Is your data secured? Data protection is at risk with the periods tracking applications!
Consumers are ditching their current period tracking apps in favor of what they perceive to be safer options in the wake of the Supreme Court’s Roe v. Wade decision that allows individual U.S. states to criminalize abortion. The app switching trend is impacting all manner of period tracking apps, including leading app Flo, which owns a 47% share of the period tracking app market in the U.S., according to data provided by Apptopia. The app may have both lost customers to rival apps while gaining new users from others over the weekend. Other apps are seeing similar trends. After the Supreme Court overturned citizens’ constitutional right to abortion in the US, there has been concern about data protection, particularly in the 13 states which have already moved to make ending a pregnancy illegal.
Millions of people use apps to help track their menstrual cycles. Flo, which bills itself as the most popular period and cycle tracking app, has amassed 43 million active users. Another app, Clue, claims 12 million monthly active users.
The personal health data stored in these apps are among the most intimate types of information a person can share. And it can also be telling. The apps can show when their period stops and starts and when a pregnancy stops and starts. That has privacy experts on edge because this data whether subpoenaed or sold to a third party could be used to suggest that someone has had or is considering an abortion.

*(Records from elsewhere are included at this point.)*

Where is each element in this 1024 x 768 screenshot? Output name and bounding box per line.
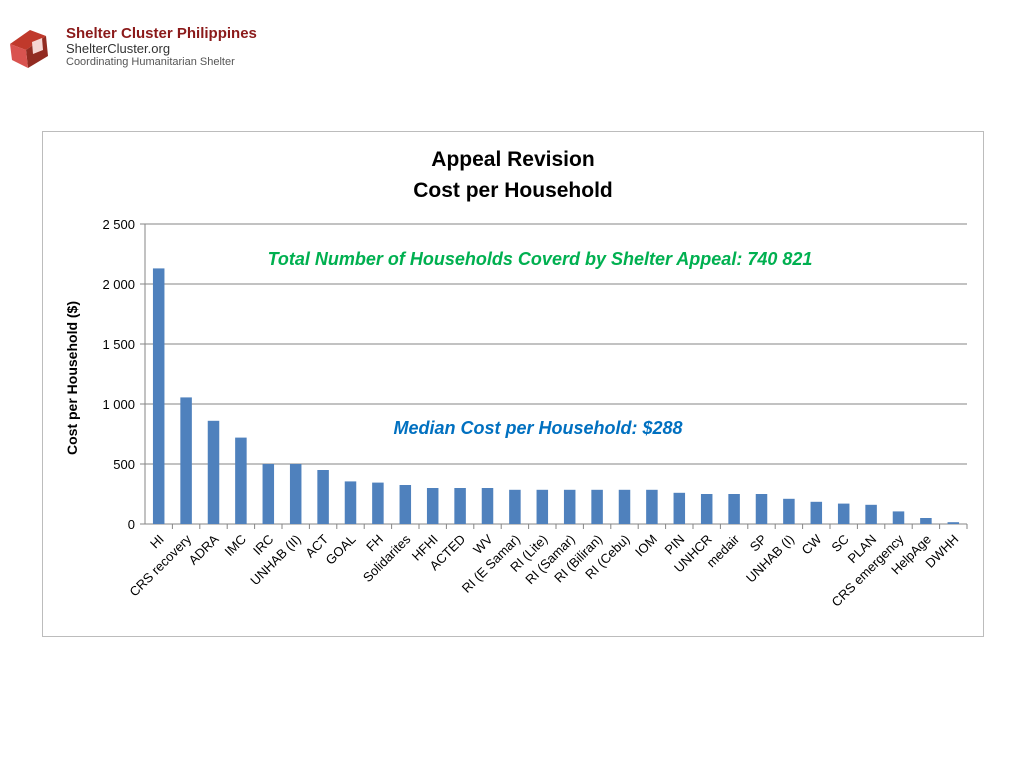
bar [865, 504, 877, 524]
shelter-cluster-logo: Shelter Cluster Philippines ShelterClust… [8, 24, 288, 74]
bar [810, 501, 823, 524]
bar [646, 489, 658, 524]
x-tick-label: IMC [222, 532, 249, 559]
bars [152, 268, 960, 524]
bar [289, 464, 302, 524]
bar [920, 518, 932, 524]
y-tick-label: 2 500 [102, 217, 135, 232]
bar [152, 268, 165, 524]
bar [372, 482, 384, 524]
chart-title: Appeal Revision [431, 148, 594, 171]
bar [426, 488, 439, 524]
bar [207, 420, 220, 524]
bar [728, 494, 740, 524]
chart-frame: Appeal Revision Cost per Household Cost … [42, 131, 984, 637]
bar [673, 492, 686, 524]
chart-subtitle: Cost per Household [413, 179, 613, 202]
x-tick-label: CW [798, 531, 824, 557]
house-icon [10, 30, 48, 68]
y-tick-label: 500 [113, 457, 135, 472]
gridlines [140, 223, 968, 529]
bar [180, 397, 192, 524]
bar [591, 489, 603, 524]
bar [262, 464, 275, 524]
x-tick-label: UNHAB (II) [247, 532, 304, 589]
bar [700, 494, 713, 524]
bar [563, 489, 576, 524]
bar [399, 485, 412, 524]
bar [536, 489, 549, 524]
bar [481, 488, 494, 524]
x-tick-label: ADRA [185, 531, 221, 567]
y-axis-label: Cost per Household ($) [64, 301, 80, 455]
y-tick-label: 0 [128, 517, 135, 532]
y-tick-label: 1 500 [102, 337, 135, 352]
bar [947, 522, 960, 524]
bar-chart: Appeal Revision Cost per Household Cost … [64, 148, 968, 610]
bar [892, 511, 905, 524]
org-tagline: Coordinating Humanitarian Shelter [66, 56, 235, 68]
x-tick-label: IOM [632, 532, 660, 560]
bar [618, 489, 631, 524]
bar [235, 437, 247, 524]
annotation-median-cost: Median Cost per Household: $288 [393, 418, 682, 438]
x-tick-label: HI [147, 532, 167, 552]
bar [454, 488, 466, 524]
bar [783, 498, 795, 524]
bar [344, 481, 357, 524]
bar [837, 503, 850, 524]
org-name: Shelter Cluster Philippines [66, 25, 257, 42]
bar [317, 470, 329, 524]
y-tick-labels: 0 500 1 000 1 500 2 000 2 500 [102, 217, 135, 532]
y-tick-label: 2 000 [102, 277, 135, 292]
bar [755, 494, 768, 524]
annotation-total-households: Total Number of Households Coverd by She… [268, 249, 813, 269]
bar [509, 489, 521, 524]
x-tick-label: GOAL [322, 532, 358, 568]
y-tick-label: 1 000 [102, 397, 135, 412]
org-site: ShelterCluster.org [66, 41, 171, 56]
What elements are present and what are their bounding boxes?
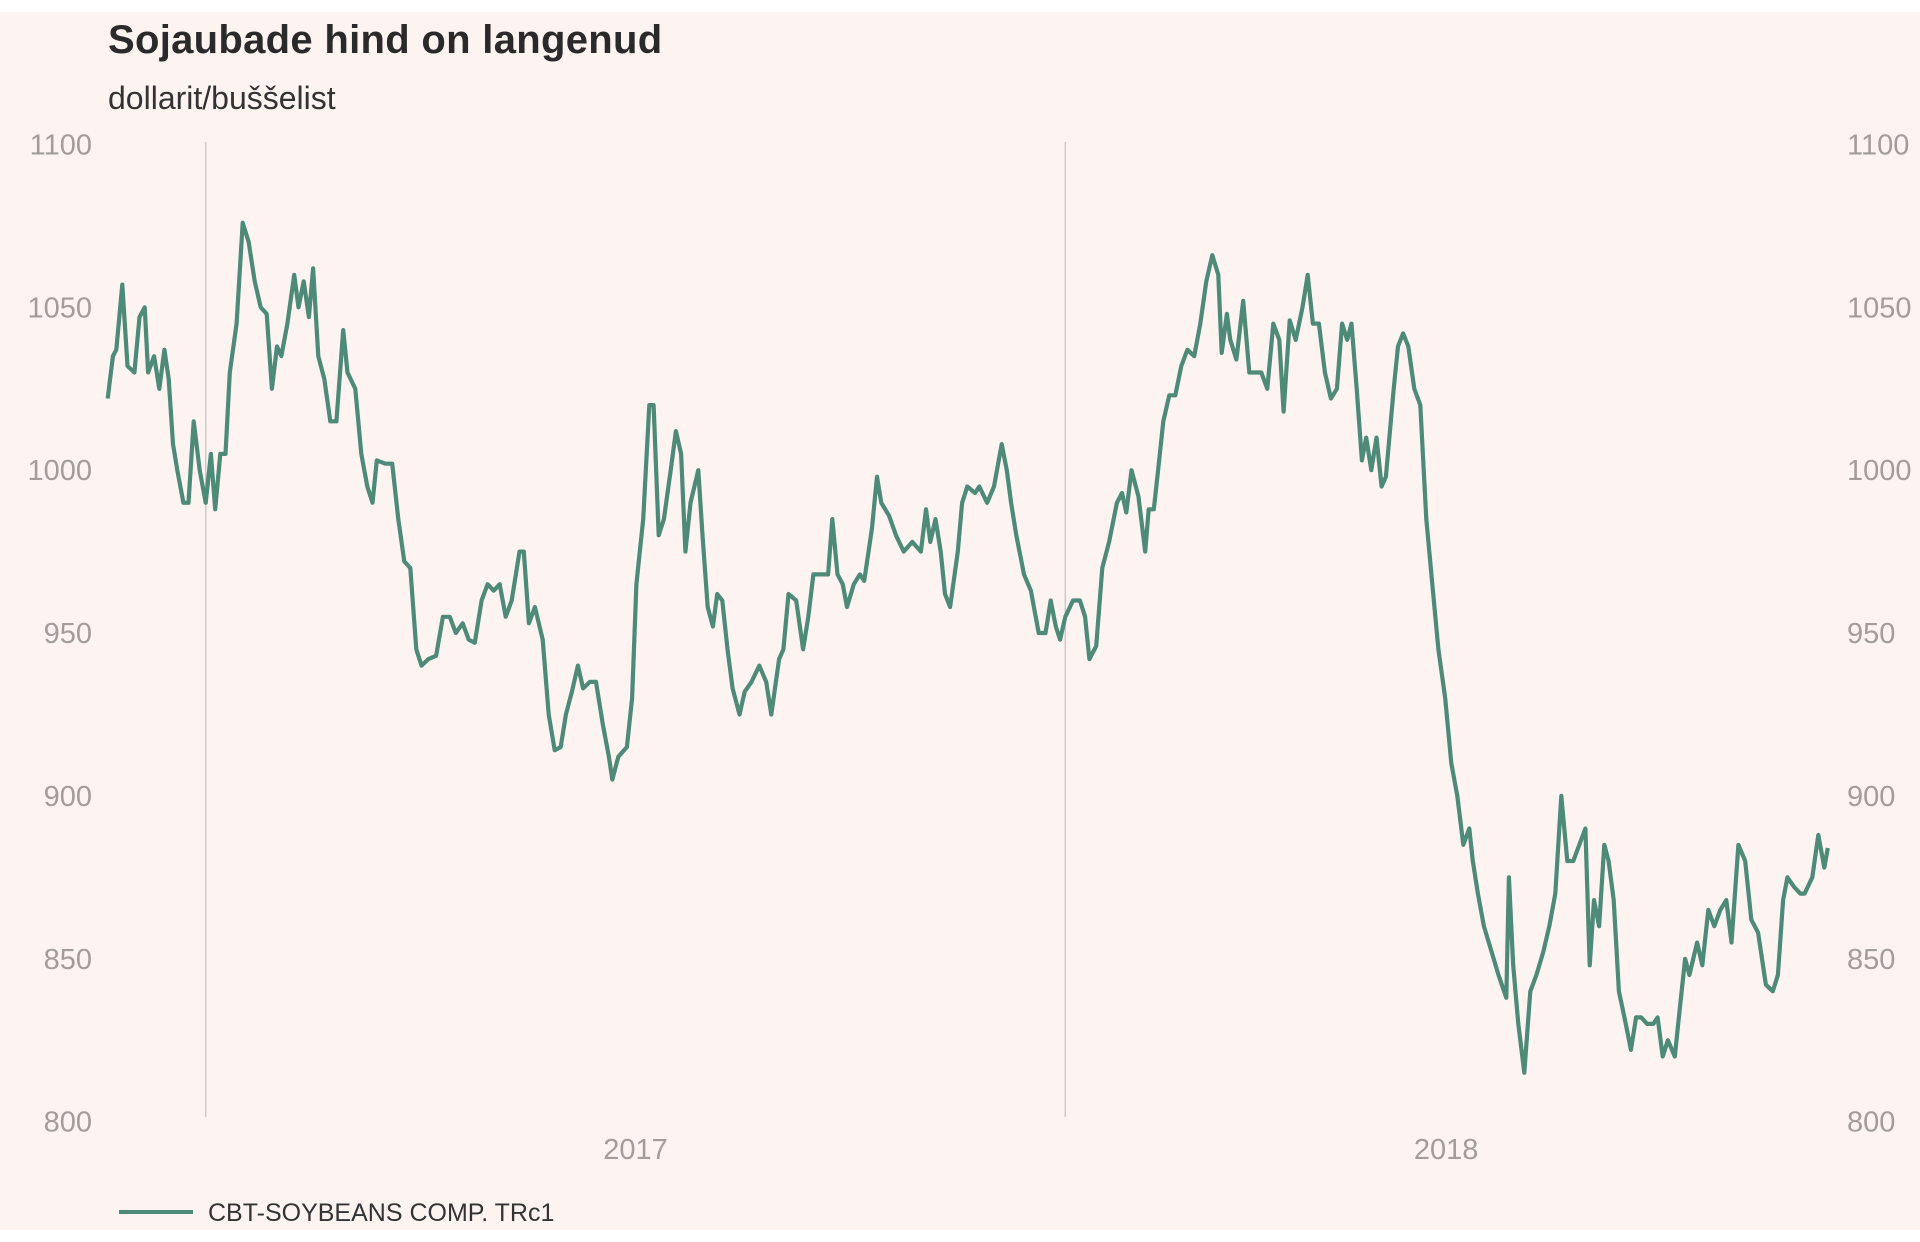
x-axis: 2017 2018 [603,1134,1478,1166]
y-tick-label-right: 950 [1847,618,1895,650]
y-tick-label-left: 950 [44,618,92,650]
y-tick-label-left: 800 [44,1107,92,1139]
y-axis-right: 800 850 900 950 1000 1050 1100 [1847,130,1912,1139]
y-tick-label-left: 1000 [27,455,92,487]
y-tick-label-right: 1050 [1847,292,1912,324]
legend: CBT-SOYBEANS COMP. TRc1 [119,1199,554,1227]
y-tick-label-right: 800 [1847,1107,1895,1139]
chart-subtitle: dollarit/buššelist [108,80,336,116]
y-tick-label-left: 850 [44,944,92,976]
y-tick-label-left: 1050 [27,292,92,324]
y-tick-label-right: 850 [1847,944,1895,976]
y-tick-label-left: 1100 [30,130,92,162]
series-layer [105,220,1830,1075]
y-tick-label-right: 1100 [1847,130,1909,162]
y-axis-left: 800 850 900 950 1000 1050 1100 [27,130,92,1139]
chart-background [0,12,1920,1230]
year-separators [204,142,1067,1117]
y-tick-label-right: 900 [1847,781,1895,813]
series-line [105,220,1830,1075]
chart-title: Sojaubade hind on langenud [108,18,663,62]
y-tick-label-right: 1000 [1847,455,1912,487]
x-tick-label: 2017 [603,1134,668,1166]
y-tick-label-left: 900 [44,781,92,813]
x-tick-label: 2018 [1414,1134,1479,1166]
legend-label: CBT-SOYBEANS COMP. TRc1 [208,1199,554,1227]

Should You Delete Period-Tracking Apps?
It depends on several factors, including if you live in a state where abortion is now illegal if you use a period-tracking app to regularly monitor your cycle, and if you had an abortion. If all ring true, then “it’s possible your period-tracking apps data could be subpoenaed and therefore used against you in court,” Marco Bellin, a data security expert and the founder and CEO of Datacappy VPN (a business dedicated to aiding individuals in preserving their privacy and helping them use the internet securely), says.
Here’s how it works
Because you use period-tracking app data to see when you’re ovulating, track your cycle, and monitor period-related symptoms, it’s possible the data you input could be used to predict when you’d likely fall pregnant. And in the case you have an abortion, “it could possibly be used to prove that an individual became pregnant and eventually did not have a child – or to prove when specifically someone became pregnant,” Bellin says.
Of course, this will heavily depend on what each individual’s state jurisdiction looks like around privacy rules, but David Reischer, Esq., attorney and CEO of LegalAdvice.com, confirms that legally, there is no law in place that would restrict private companies (e.g., period-tracking apps) from turning over data. “Theoretically, private companies could hand the data to big government to be used for prosecution in an illegal-abortion trial.”
How can you protect data?
The EFF has published a privacy guide that includes this advice:
Run a separate browser, phone number, and email address for reproductive matters to minimize location services. When deleting data, make sure the deleted folder is also emptied. As for researching abortion online, Prof Alan Woodward, from the University of Surrey, believes it’s unlikely that law enforcement will speculatively begin to seek this sort of personal data. “They’re not likely to be going after people who are thinking about having an abortion,” he said. “But if they are gathering evidence after the event, if they have arrested someone – that evidence could then include browser history, emails, and messages.”